More Collapse Speculation

From Ran Prieur

November 30. Continuing on the future of food, I'm reading Carol Deppe's new book, The Resilient Gardener. Everyone who grows food has to read this. Deppe has deep experience and understanding, and I'm in awe of her skill as a writer. The book is extremely dense, with new and useful information in almost every sentence, and yet somehow it takes no effort to read it.

Also, she writes about lots of stuff beyond how to grow food, and in the chapter on climate change she describes the Little Ice Age in Europe. Basically everyone was growing grain, which needs stable and warm weather, and the population was stretching the best-case carrying capacity of the land. Then suddenly the climate shifted. In the Great Famine of 1315-1317, extreme rains ruined grain crops for three straight years. But the population didn't just starve down and bounce back -- the whole culture became nastier, there were more wars and murders and disease epidemics, and people lost faith in the ruling systems. The weather remained cold and erratic for centuries, and didn't warm and stabilize until the industrial age (probably because of greenhouse gases).

Meanwhile, farmers made all kinds of innovations: more diversity, more vegetables, root crops, animals, legumes, and perennials, a broader range of useful skills, and wider trading. In episode 6 of Connections, "Thunder in the Skies" (video link), James Burke argues that many other technological events began with the Little Ice Age.

This is my new favorite model for our own collapse. Our agriculture is based on genetically-modified monocultures, which are not really more productive, only better adapted to a stable climate and massive industrial inputs.
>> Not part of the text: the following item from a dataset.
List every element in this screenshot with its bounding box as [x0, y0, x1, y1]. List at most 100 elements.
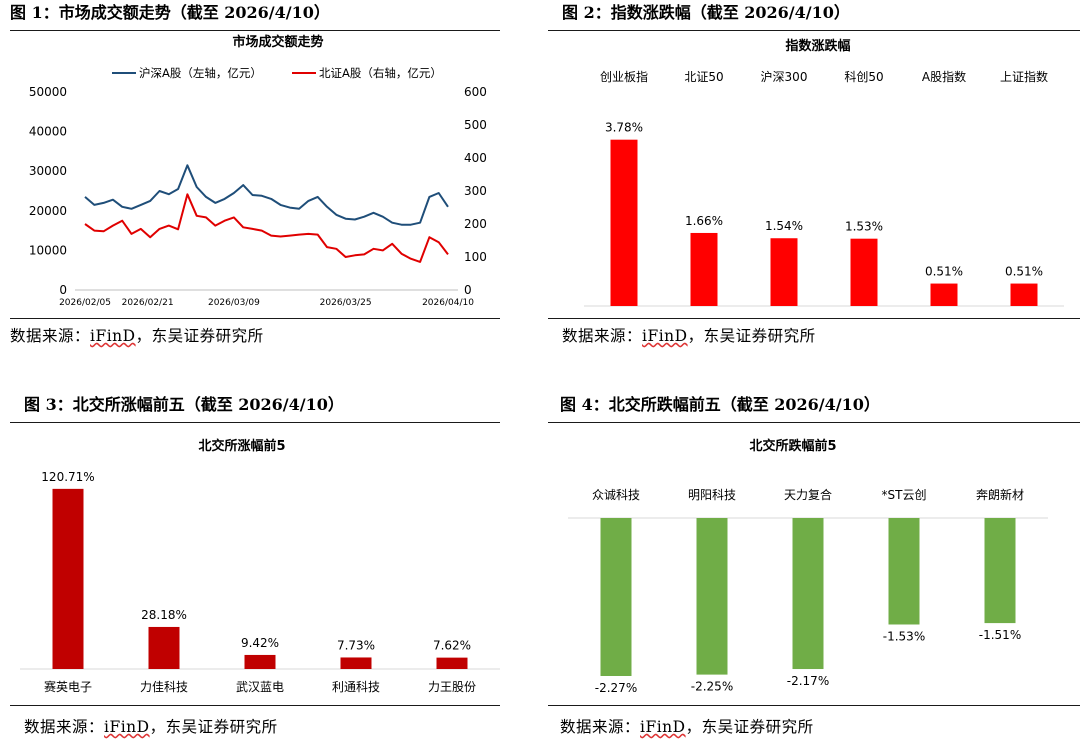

As these conditions change, there will be food shortages and all the bad things that follow them. There will be deep shocks and partial recoveries, life will get rougher and more chaotic, and yet many of the existing domination systems will survive and become more brutal. At the same time, there will be more cracks, more room to try different things, and many innovations. Over hundreds of years, these will lead to a new civilization that we can't imagine.